Ya sabe el lector que soy persona más bien de bares, así que el pasado viernes, durante los incidentes callejeros a cuenta de los CDR, coincidí precisamente en la barra de uno de ellos con el alcalde independentista de un pueblo de l'Empordà y uno de sus concejales de confianza. Le reconocí porque años atrás estuvimos trabajando en la misma empresa, hasta que a él lo despidieron porque el dinero que debía destinar a conseguir clientes en Sudamérica había sido destinado a su propio bolsillo, o mejor dicho al bolsillo de toda prostituta, traficante o dueño de taberna del cono sur que se hubiera cruzado en su camino. Una perla, el tipo. De ahí que haya hecho carrera en política, tampoco mucha, puesto que dirige un ayuntamiento diminuto, aunque lo suficiente para creerse alguien.
Así, apoyados en la barra --me pareció que estaba descansando de la mañana ajetreada que traía y me pareció que traía también ya algún alcohol en el cuerpo-- me estuvo hablando de la carretera que habían cortado en el pueblo con sus tractores y de otras gestas heroicas, como haber abollado a puntapiés un coche por creer --después supieron que erróneamente, pero qué importa eso-- que los que iban en su interior eran policías de incógnito. En esas estábamos cuando, antes de salir a la calle para continuar su peculiar revolución, él y su concejal preguntaron a la camarera si tenía garrafas de 4 litros vacías. "Esos quieren fabricar cócteles molotov tamaño familiar", barrunté. Como fuera que la chica consiguió un par de garrafas que habían contenido leche, de 4 o 5 litros de capacidad cada una, a las que ellos dieron su aprobación, me dije que allá empezaba la guerra. Pues no. Le pidieron a la joven que se las llenara de cerveza, cosa que hizo al instante. Cogieron las garrafas llenas del espumoso líquido, pagaron y se marcharon, cada uno con su provisión de cerveza a cuestas, no sin antes despedirse de mí guiñándome el ojo y con un alegre "ahora ya estamos preparados".

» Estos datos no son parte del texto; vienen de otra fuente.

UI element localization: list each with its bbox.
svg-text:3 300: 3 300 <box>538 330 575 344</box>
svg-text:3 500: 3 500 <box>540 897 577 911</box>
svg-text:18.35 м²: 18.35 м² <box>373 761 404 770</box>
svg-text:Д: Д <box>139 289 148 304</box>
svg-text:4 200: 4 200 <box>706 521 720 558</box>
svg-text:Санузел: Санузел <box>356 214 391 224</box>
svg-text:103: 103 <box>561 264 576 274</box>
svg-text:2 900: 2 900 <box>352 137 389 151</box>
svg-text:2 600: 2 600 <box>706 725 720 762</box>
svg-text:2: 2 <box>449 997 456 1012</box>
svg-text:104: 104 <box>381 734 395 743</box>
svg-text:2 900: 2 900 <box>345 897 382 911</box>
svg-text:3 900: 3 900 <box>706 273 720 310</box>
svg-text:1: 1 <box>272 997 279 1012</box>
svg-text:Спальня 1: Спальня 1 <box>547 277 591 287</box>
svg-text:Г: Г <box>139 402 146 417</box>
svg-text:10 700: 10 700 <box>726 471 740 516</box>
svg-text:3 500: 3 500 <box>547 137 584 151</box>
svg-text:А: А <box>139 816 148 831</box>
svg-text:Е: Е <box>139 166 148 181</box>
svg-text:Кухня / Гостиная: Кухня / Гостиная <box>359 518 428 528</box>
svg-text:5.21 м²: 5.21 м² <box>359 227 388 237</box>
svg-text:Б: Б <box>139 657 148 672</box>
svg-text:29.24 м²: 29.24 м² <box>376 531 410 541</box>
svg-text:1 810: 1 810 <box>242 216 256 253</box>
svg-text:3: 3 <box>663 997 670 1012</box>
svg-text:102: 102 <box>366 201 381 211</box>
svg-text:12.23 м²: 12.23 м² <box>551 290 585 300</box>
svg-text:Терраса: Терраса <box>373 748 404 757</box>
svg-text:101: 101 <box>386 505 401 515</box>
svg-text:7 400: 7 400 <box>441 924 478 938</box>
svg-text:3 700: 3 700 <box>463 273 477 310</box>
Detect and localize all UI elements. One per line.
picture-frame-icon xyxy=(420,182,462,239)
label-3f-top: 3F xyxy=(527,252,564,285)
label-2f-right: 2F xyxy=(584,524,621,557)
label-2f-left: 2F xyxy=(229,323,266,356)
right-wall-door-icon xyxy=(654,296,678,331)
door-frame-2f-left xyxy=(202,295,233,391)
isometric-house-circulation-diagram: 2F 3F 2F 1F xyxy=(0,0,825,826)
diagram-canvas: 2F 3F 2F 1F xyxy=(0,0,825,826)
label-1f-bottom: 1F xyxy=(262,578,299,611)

Y es que hay revoluciones que sólo pueden llevarse a cabo hartos de alcohol. Cuando más tarde, ya en casa, veía por televisión las imágenes de unos cuantos niñatos recibiendo palos de la policía, niñatos que en toda su vida han pasado privaciones y que gozan de más libertad de la que han gozado todas las generaciones anteriores de su familia hasta remontarnos a Adán y Eva, comprendí que llevaban todos una borrachera de campeonato. Probablemente cada uno de aquellos autodenominados CDR se había metido entre pecho y espalda una garrafa de 5 litros de cerveza que antes había contenido leche (apunto este detalle por si la mezcla de ambos líquidos produce efectos aún más perniciosos en la mente). ¿A santo de qué, si no, querrían hacerse partir la cara por un gobierno que les engañó, por un proceso que estaba acabado antes de nacer o por un consejo de ministros que se iba a celebrar igual? Sólo el alcohol --o deficiencias mentales congénitas, que algún caso habrá también-- les podía privar de ver que mientras ellos jugaban a la revolución, el resto del país se dedicaba a sus quehaceres diarios con la misma tranquilidad que otro viernes cualquiera.
La revolución de las sonrisas es en realidad la revolución de las cogorzas. Eso lo explica todo. Yo me preguntaba por qué razón, para protestar contra no sé que agravios y opresiones españolas contra Cataluña, esa tropa se dedica a cabrear, molestar y putear precisamente a los catalanes. Puesto que ya me contarán qué le importa a un madrileño que el viernes pasado no se pudiera circular entre Verges y L’Escala por estar la carretera cortada, o que hubiera una barricada en la autopista AP-7 a la altura de Gerona. Me lo preguntaba y no hallaba la respuesta. Ahora ya lo sé: porque van completamente borrachos.